Taking all the laws into consideration, we can not doubt the power of the city to make some contract through which the city might be furnished with water. It becomes necessary, for the proper determination of this case, to ascertain the character of the contract on which the rights of the parties depend. The subject matter of the contract was one over which the city had control solely under the power confided to it as a municipal government, to be exercised for the public good, and not under any private corporate right or proprietorship. The first section of the ordinance professes to give and to grant a right and a privilege to the water company to supply the city and its inhabitants with water for the period of twenty-five years.
Was it intended to make this right and privilege exclusive for that period of time? This must be ascertained from the language of the ordinance, the surroundings of the parties, and the purpose sought to be accomplished. The ordinance, in terms, professes to give and to grant a right to do certain things and therefor to receive certain benefits for a quarter of a century, i.e., to confer a claim to do certain things, and to receive a fixed compensation, which may be enforced for that period.
It not only professes, in general terms, to confer such a right, but, as if to emphasize it, and to fully illustrate the character of right intended to be granted, it terms it a privilege. The word "privilege," as used in the ordinance, is evidently not used in the technical sense in which it is used in the civil law, or even under the common law, where used in the sense of "priority," but was intended to be given its ordinary signification, meaning a right peculiar to the person on whom conferred, not to be exercised by another or others.

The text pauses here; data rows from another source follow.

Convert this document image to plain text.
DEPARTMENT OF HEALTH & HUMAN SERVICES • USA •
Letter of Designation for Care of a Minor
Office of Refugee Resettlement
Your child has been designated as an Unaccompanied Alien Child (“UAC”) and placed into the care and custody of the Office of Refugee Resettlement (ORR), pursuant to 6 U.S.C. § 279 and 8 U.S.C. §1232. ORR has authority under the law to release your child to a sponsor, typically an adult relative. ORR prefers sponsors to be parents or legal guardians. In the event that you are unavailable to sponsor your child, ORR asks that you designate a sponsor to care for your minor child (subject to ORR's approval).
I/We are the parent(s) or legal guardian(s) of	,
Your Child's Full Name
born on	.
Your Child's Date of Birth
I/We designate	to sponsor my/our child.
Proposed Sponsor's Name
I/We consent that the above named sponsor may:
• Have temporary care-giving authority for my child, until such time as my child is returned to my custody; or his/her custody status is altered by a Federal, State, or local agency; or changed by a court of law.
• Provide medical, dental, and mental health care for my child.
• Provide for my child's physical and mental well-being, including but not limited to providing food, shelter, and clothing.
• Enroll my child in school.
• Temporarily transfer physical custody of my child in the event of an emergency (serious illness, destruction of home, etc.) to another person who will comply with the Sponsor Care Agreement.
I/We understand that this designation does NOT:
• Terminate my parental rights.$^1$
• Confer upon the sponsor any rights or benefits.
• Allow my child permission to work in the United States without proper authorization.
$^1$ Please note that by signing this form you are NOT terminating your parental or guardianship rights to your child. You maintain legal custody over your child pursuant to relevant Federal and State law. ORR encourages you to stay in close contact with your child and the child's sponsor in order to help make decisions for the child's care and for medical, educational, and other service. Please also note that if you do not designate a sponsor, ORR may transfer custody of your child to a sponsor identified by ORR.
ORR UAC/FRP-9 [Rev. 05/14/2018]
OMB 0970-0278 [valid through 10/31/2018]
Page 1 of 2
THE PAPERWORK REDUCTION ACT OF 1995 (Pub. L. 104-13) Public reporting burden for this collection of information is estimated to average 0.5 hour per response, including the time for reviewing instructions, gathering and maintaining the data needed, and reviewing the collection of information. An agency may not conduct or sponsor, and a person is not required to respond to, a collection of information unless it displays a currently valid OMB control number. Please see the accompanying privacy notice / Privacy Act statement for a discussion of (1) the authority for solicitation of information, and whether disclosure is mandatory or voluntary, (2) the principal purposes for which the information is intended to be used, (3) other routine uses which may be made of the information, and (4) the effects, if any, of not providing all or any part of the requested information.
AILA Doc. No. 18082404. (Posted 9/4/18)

This right is to supply the city and its inhabitants with water, for their varied uses for twenty-five years, at fixed prices in enumerated cases, and at such prices as the water company and inhabitants may agree upon in other cases. The word "supplying" must be considered in its connection with a view to ascertain whether it was used in its primary sense or in one more restricted; and, so considered, we can have no doubt that it was used in its primary sense, intending thereby to give the water company the right and privilege to furnish to the city and its inhabitants what water might be needed or necessary to be furnished through such a system.
In the ordinance under consideration it can mean no less than to furnish all the water the city and its inhabitants may need to have furnished under the power given to the city through its charter, and this for the period of twenty-five years. It would do violence to the context to give to the word any other meaning. If nothing more appeared than we have considered, to give character to the contract and to illustrate the nature of the right intended to be secured through it, it seems to us that there is no escape from the conclusion that the parties contracted and intended to contract that the right of the water company should be exclusive.
The fifth and sixth sections of the ordinance, however, if there were doubt, it seems to us would remove it. The water company obligated itself to erect and maintain a given number of fire hydrants on the mains which it absolutely agreed to put down, and for the use of these the city agreed to pay the sum of three thousand dollars per year for the period named. It further obligated itself to extend its mains, if requested to do so by the city, and upon each mile of such extension to erect not less than ten fire hydrants, for each one of which the city promised to pay a rental of sixty dollars per annum, as provided in the fifth section.
Was the city, in this and in another part of the ordinance to which we have referred, agreeing to receive and the company to furnish the entire quantity of water to be used for fire and other enumerated public purposes during the twenty-five years? The contract, in terms, obligated the city to pay for this, for the full period, whether it used the water or not, and thus made the only right valuable to the water company in so far exclusive. If the city refused to take the water, and obtained it elsewhere — if the contract was valid, and the parties are to be supposed to have so considered it — then the city would but assume a double burden, which it can not be conceived that the city ever contemplated.
The language of the contract, the surroundings of the parties and their evident purpose, forbid the belief that they either intended to make the right and privilege of the water company other than an exclusive right to furnish and be paid for all the water the city and its inhabitants might need to have furnished through a system of water works for the full period of twenty-five years.
Does the charter of the city of Brenham or that of the water company confer upon the city the power to make such a contract? Both charters may be considered together. The charter of the city doubtless gave it power to provide the city with water, and, under this, it may be held that it had the power to make a contract to receive and pay for water to be furnished by some other corporation or person. The charter of the water company expressly conferred upon it power to contract with the city to supply it with water for public purposes. Its charter, however, is under the general law, and the express power given to such corporations was evidently given to enable such of them as might be located in cities or towns having no such powers as had the city of Brenham to contract with them.
The summary of powers which a municipal corporation has and may exercise, as given by Mr. Dillon, was recognized as correct in the case of Williams v. Davidson, 43 Texas, 33. " A municipal corporation possesses and can exercise the following powers and no others: First, those granted in express words; second, those necessarily or fairly implied in or incident to the powers expressly granted; third, those essential to the declared objects and purposes of the corporation — not simply convenient, but indispensable. Any fair, reasonable doubts concerning the existence of the power is resolved by the courts against the corporation and the power is denied." (Dillon, 89.)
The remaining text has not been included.